Basic Sciences Division and Computational Biology Program, Fred Hutchinson Cancer Research Center, Seattle, WA 98109, USA.
Broad Institute of MIT and Harvard, Cambridge, MA 02142, USA.
Cell Syst. 2022 Jul 20;13(7):561-573.e5. doi: 10.1016/j.cels.2022.06.001. Epub 2022 Jul 6.

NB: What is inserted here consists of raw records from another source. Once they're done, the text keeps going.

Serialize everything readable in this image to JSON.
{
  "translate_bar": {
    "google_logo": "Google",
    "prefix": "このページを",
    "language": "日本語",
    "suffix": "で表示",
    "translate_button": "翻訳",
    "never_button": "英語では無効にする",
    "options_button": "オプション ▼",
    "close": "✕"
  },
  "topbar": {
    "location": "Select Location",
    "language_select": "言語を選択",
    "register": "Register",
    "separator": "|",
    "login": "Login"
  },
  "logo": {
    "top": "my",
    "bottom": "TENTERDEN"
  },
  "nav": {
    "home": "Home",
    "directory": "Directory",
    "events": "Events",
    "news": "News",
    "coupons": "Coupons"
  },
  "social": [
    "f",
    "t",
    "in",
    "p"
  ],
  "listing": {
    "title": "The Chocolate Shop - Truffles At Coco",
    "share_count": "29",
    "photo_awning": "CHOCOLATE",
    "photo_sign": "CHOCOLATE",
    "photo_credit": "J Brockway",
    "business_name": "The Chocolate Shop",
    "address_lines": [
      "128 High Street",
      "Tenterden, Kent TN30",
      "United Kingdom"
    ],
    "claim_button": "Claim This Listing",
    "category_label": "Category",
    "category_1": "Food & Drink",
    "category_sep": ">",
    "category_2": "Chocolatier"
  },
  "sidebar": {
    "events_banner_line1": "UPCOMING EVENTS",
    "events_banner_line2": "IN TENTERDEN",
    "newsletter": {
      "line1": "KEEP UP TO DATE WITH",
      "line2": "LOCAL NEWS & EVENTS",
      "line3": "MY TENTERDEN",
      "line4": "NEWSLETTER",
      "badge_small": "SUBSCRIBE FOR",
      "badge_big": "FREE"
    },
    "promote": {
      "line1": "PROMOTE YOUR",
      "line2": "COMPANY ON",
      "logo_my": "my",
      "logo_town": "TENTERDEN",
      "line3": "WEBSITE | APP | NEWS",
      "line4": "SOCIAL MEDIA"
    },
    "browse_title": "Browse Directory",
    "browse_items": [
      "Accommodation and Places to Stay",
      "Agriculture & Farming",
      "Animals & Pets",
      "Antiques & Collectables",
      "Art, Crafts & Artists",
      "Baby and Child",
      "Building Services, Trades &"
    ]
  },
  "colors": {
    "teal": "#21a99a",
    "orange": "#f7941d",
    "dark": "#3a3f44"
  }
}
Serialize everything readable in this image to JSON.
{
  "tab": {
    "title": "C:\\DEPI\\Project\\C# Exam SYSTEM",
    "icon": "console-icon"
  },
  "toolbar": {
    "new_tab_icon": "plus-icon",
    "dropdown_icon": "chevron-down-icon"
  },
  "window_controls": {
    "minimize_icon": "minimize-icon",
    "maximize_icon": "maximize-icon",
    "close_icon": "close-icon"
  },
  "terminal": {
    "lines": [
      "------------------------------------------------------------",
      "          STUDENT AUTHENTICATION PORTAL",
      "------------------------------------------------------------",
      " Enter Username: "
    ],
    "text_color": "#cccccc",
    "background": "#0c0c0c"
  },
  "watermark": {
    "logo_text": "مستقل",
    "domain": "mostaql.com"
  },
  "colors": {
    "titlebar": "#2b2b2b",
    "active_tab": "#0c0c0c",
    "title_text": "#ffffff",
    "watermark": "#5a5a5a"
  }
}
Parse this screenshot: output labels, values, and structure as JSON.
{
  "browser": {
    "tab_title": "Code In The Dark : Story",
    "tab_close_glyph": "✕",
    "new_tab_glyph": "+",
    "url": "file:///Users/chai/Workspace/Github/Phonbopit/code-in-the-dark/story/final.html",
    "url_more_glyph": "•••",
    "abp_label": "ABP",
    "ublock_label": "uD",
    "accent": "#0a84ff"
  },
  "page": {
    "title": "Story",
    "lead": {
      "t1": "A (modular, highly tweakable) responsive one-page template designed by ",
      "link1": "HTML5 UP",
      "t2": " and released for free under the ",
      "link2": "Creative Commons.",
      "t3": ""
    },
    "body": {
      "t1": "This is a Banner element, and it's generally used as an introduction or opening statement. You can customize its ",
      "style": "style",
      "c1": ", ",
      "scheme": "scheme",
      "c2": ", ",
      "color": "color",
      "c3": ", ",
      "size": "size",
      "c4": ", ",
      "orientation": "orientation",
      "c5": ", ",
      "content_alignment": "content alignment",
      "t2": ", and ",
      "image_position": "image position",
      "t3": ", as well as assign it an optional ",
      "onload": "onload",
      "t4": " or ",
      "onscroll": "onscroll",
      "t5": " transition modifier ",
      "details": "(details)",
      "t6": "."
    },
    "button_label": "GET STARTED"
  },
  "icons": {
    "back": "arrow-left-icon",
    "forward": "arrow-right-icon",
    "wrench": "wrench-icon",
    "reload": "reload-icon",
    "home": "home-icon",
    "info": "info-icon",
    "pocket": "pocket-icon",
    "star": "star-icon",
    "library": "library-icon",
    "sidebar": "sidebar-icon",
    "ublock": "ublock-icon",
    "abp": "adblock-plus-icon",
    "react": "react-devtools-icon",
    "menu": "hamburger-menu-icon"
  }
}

The development of new vaccines, as well as our understanding of key processes that shape viral evolution and host antibody repertoires, relies on measuring multiple antibody responses against large panels of viruses. Given the enormous diversity of circulating virus strains and antibody responses, comprehensively testing all antibody-virus interactions is infeasible. Even within individual studies with limited panels, exhaustive testing is not always performed, and there is no common framework for combining information across studies with partially overlapping panels, especially when the assay type or host species differ. Prior studies have demonstrated that antibody-virus interactions can be characterized in a vastly simpler and lower dimensional space, suggesting that relatively few measurements could predict unmeasured antibody-virus interactions. Here, we apply matrix completion to several large-scale influenza and HIV-1 studies. We explore how prediction accuracy evolves as the number of measurements changes and approximates the number of additional measurements necessary in several highly incomplete datasets (suggesting ∼250,000 measurements could be saved). In addition, we show how the method can combine disparate datasets, even when the number of available measurements is below the theoretical limit that guarantees successful prediction. This approach can be readily generalized to other viruses or more broadly to other low-dimensional biological datasets.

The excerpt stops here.